Bl|28

1.9K 164 96
                                    

Her ağızdan bir şey çıkan bir bölüm oldu, ben düşünürken ufaktan ufaktan eğlendim. Hadi iyi okumalar 🖤🖤

KIM TAEHYUNG

Dudaklarımın birbirine bastırırken Jungkook'un beni çekişterdiği yöne doğru ilerlemeye devam etmiştim. Dinlenme odasına gittiğimizi sanıyordum. Ta ki yanlış koridoru dönüp de sorumlu cerrahım Min Yoongi'nin odasının olduğu koridora girene kadar. Jungkook'u kendime çekiştirirken yorgun bir şekilde yakınmıştım.

"Ah, yanlış döndük Jeongguk, burası değil.

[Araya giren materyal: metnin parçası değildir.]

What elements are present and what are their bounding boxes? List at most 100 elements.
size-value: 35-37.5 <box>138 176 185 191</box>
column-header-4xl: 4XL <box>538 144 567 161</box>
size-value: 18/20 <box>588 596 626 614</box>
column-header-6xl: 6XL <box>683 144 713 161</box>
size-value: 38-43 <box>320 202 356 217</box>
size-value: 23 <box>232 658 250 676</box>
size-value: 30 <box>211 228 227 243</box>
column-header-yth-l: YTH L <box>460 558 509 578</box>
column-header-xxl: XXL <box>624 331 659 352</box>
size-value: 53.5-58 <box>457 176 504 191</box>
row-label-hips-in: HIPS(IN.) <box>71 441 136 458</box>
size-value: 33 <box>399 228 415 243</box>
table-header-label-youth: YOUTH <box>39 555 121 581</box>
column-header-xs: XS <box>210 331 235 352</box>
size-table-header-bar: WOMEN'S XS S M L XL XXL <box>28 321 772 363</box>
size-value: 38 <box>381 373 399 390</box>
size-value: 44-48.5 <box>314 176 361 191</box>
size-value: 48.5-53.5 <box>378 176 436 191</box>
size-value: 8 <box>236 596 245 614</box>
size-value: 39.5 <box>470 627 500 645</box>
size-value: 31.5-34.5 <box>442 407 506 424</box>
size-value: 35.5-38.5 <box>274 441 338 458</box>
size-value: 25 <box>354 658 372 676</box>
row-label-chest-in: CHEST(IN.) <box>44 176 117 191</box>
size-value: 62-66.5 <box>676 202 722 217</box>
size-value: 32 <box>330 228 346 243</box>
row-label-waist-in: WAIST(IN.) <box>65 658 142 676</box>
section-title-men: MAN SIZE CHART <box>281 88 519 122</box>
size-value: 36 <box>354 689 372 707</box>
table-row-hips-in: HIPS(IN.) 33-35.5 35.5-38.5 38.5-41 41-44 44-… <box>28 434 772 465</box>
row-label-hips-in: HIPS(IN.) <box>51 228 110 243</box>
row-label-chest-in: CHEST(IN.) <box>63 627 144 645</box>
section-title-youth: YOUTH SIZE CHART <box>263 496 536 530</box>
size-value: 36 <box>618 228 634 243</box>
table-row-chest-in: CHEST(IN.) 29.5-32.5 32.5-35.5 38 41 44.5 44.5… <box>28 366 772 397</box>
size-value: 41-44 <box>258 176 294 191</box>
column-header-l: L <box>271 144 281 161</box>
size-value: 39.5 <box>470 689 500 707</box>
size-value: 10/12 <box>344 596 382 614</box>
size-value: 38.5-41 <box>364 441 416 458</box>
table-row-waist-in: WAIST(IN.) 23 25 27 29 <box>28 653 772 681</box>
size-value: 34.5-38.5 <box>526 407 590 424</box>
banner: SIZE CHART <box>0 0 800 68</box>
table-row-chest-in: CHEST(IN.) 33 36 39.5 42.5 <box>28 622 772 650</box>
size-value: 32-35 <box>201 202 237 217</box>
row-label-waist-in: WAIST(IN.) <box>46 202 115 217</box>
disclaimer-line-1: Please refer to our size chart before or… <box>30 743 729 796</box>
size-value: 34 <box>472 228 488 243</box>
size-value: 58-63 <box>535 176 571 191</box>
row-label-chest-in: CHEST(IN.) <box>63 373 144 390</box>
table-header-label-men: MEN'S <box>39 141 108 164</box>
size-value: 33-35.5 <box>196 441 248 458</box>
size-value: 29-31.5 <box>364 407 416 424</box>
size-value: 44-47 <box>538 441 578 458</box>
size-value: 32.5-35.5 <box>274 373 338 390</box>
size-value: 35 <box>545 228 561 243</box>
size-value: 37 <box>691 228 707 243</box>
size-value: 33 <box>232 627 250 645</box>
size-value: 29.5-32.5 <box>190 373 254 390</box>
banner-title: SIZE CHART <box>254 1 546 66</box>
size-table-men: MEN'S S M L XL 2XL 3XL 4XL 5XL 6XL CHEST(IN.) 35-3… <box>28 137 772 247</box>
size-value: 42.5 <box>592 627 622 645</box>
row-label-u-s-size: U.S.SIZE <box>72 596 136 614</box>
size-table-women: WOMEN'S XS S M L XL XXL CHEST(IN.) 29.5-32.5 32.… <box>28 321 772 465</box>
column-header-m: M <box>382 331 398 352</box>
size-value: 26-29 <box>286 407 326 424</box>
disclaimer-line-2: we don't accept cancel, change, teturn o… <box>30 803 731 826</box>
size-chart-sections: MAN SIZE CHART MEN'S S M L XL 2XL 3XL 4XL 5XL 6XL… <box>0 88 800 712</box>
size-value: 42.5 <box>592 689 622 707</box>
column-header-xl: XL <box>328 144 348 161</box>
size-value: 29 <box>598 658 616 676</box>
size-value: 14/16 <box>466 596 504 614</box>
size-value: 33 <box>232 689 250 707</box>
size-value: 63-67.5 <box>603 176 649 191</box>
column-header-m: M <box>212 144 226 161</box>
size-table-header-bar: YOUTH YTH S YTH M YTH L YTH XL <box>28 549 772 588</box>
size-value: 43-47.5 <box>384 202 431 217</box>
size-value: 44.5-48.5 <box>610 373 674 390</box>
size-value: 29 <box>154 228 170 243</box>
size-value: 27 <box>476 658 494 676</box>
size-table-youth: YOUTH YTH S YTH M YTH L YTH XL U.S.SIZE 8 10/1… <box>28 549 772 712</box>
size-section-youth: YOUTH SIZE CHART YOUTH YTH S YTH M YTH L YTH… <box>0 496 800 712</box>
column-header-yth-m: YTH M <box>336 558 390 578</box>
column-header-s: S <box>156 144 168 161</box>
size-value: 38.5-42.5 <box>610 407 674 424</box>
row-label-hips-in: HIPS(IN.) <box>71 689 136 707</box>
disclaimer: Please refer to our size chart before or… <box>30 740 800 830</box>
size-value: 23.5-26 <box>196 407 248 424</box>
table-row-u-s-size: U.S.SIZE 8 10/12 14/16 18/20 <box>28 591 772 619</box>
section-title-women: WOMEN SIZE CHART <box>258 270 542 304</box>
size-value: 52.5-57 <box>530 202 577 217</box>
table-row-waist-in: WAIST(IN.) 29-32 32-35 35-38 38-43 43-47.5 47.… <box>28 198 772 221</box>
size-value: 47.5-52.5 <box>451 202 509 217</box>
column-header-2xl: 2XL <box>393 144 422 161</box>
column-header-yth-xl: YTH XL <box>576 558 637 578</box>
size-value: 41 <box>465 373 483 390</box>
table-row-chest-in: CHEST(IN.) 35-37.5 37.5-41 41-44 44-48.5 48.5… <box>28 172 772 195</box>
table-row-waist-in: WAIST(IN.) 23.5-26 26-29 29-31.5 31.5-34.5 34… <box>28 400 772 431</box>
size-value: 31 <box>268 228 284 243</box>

Bir sonraki koridor." adımlarını yavaşlatıp bana dönmüş ve yüzündeki gülümsemeyle uzanıp dudağımın kenarına minik bir öpücük bırakmıştı. İç çekerken geri geri adımlar atıp onuda kendimle geri çekmiştim ama o karşı koymayı tercih ederek daha kolay bir şekilde beni kendine çekmişti.

"Dinleneceğimizi sanıyordum..." yüzündeki gülümsemeyi korurken tek omzunu silkerek ikimizinde yürümesini sağlamıştı.

"Dinleneceğiz. Min Yoongi'nin gittiğini ve odasını kullanabileceğini söylediğini söylemiştin. Bizde bundan yararlanıyoruz." söylediklerimi bu kadar net hatırlaması yüzümü buruşturmama neden olurken beklemeden yanıtlamıştım.

"Bu hiç doğru bir şey değil ama..." bedenini tamamen bana döndürürken uzanıp diğer elimi de tuttu ve kafasını hafifçe sağa yatırdı.

"Odanın anahtarı yanında değil mi?" belli belirsiz kafamı sallayarak karşılık vermiş ve umutsuz bir şekilde gözlerine bakmıştım. İçimde kötü bir his vardı, gitmek istemiyordum ama Jungkook'a karşı koymak o kadar zordu ki... İç çektim ve dudaklarımı tekrar birbirine bastırarak Jungkook'un adımlarını takip ettim.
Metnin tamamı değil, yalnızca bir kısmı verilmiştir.